Hunderte potentielle Angels in Residence, die Entscheidern in hunderten Unternehmen und Organisationen beiseite stehen und die Lücke zwischen Startup- und Industrieerfahrung schließen könnten.

Um sich als Führungskraft deren Erfahrung zu erschließen und einzusetzen, braucht es eigentlich nur eines: den Mut, die Rolle eines AiR zuzulassen. Anders als viele Dienstleister-und Berater-Geschäftsbeziehungen basiert diese Rolle auf Augenhöhe, Informalität und Vertrauen. Und noch eine andere Sache braucht es natürlich, nämlich strukturellen Zugang zu erfahrenen Startup CEOs, die derzeit noch nirgends „kaufbar“ sind. Meine AiR-Engagements haben sich entsprechend sämtlich Mund-zu-Mund ergeben, aber so ist das nicht nicht skalierbar. So wird die notwendige Breiten- und Tiefenwirkung nicht eintreten.

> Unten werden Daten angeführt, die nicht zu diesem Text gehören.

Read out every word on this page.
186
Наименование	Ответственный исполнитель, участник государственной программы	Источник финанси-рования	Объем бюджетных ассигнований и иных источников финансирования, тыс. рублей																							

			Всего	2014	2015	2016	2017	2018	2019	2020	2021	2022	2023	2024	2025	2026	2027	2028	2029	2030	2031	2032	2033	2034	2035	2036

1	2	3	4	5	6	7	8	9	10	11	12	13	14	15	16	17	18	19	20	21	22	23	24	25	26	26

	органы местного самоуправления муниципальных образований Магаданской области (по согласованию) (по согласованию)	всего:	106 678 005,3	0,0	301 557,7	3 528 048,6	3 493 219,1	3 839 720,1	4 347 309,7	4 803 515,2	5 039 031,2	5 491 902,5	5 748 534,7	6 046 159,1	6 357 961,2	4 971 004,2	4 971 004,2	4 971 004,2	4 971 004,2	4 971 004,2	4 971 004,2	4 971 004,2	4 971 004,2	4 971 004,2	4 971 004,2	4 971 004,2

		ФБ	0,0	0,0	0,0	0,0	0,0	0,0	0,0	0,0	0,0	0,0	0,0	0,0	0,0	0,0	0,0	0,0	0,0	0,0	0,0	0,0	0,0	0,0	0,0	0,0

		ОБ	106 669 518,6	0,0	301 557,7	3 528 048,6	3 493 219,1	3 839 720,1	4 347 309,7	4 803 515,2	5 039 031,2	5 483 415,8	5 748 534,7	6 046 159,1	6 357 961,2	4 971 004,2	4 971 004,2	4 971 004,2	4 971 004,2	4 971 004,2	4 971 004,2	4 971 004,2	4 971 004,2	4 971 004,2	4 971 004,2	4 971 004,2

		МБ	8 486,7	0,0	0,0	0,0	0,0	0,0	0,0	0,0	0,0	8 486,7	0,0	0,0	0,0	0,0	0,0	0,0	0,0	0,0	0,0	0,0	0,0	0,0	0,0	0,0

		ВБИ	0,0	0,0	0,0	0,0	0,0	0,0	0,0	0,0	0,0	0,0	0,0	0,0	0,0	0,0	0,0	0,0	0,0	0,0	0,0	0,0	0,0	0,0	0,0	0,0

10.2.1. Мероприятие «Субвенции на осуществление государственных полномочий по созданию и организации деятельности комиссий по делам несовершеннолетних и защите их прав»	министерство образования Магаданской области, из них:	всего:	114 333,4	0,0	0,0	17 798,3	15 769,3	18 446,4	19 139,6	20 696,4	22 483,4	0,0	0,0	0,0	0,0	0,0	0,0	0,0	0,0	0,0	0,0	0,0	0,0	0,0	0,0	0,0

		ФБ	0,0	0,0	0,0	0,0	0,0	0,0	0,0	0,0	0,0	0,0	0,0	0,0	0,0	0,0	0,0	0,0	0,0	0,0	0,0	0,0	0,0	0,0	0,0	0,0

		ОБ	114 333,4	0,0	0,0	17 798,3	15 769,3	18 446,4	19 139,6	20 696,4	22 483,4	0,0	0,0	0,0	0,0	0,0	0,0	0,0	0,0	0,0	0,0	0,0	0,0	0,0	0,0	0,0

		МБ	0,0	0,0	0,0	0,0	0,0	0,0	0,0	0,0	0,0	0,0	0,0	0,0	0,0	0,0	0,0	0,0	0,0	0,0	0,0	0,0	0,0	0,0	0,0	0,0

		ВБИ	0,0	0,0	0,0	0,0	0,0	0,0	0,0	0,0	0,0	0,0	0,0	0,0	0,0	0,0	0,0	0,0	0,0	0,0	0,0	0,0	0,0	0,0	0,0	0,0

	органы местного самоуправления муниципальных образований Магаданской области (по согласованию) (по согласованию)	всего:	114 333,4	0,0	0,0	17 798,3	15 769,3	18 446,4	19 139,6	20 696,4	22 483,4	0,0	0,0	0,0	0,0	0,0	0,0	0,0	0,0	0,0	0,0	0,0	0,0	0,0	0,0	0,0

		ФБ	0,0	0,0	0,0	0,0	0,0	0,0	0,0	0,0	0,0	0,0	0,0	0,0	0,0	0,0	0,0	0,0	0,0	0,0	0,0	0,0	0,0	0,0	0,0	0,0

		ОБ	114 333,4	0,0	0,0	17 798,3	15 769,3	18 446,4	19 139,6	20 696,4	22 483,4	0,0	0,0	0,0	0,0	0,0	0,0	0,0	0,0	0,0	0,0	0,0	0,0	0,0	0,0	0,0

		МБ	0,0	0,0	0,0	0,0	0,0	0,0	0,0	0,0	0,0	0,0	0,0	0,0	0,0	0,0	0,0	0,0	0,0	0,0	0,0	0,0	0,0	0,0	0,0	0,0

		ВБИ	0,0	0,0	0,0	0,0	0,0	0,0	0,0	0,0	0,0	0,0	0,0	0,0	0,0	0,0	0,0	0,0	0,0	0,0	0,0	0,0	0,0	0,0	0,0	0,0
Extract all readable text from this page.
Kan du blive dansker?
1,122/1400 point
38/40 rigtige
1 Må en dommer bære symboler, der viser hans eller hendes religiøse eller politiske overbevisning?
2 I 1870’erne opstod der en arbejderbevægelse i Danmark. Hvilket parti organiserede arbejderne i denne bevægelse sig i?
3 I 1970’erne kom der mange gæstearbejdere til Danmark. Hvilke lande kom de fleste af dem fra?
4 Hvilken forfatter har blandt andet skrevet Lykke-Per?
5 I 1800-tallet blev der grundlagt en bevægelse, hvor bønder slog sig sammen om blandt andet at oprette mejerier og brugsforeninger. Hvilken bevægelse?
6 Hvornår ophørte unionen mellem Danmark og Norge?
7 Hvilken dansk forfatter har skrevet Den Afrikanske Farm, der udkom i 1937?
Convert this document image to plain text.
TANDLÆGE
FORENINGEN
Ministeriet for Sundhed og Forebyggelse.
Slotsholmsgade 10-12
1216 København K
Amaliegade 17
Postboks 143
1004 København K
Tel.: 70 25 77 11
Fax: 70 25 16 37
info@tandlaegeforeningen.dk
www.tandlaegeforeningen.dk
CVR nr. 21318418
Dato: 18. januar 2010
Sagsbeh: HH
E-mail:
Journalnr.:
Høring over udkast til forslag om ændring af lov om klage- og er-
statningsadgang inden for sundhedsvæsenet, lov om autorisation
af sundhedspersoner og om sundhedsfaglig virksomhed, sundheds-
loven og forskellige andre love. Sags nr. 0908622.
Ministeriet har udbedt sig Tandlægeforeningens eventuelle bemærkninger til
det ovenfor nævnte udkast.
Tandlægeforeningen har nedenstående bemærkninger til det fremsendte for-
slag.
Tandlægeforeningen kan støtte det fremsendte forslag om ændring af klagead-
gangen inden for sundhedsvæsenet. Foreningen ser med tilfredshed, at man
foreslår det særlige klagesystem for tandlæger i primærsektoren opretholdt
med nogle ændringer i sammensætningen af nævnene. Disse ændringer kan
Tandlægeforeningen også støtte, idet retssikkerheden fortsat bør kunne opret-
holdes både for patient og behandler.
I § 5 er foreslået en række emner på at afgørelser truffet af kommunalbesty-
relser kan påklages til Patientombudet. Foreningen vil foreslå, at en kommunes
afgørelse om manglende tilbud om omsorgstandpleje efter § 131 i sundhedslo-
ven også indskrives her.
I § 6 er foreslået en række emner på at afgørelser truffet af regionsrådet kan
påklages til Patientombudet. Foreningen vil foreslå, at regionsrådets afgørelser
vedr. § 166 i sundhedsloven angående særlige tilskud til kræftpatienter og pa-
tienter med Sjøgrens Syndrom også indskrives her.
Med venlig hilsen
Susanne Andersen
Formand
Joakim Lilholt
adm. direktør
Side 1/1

Deswegen habe ich mir die Domain www.angels-in-residence.com gekauft (ja. den Scherz, dass das auch ein Call Girl-Ring sein könnte, haben schon einige gerissen). Dass viele hervorragende Startup-Unternehmer für diese Rolle zu gewinnen sind, weiß ich; der entscheidende Indikator ist also, wie viele Firmeneigner und Führungskräfte sich einen AiR in ihrer Organisation wünschen würden – und das finde ich jetzt heraus. Wer die Idee gut findet und helfen möchte, teile bitte. Digitalisierung wurde zu lange und ineffizient über Strukturen, Beratungen und Seminare versucht; es wird Zeit, die Menschen nach vorne zu stellen.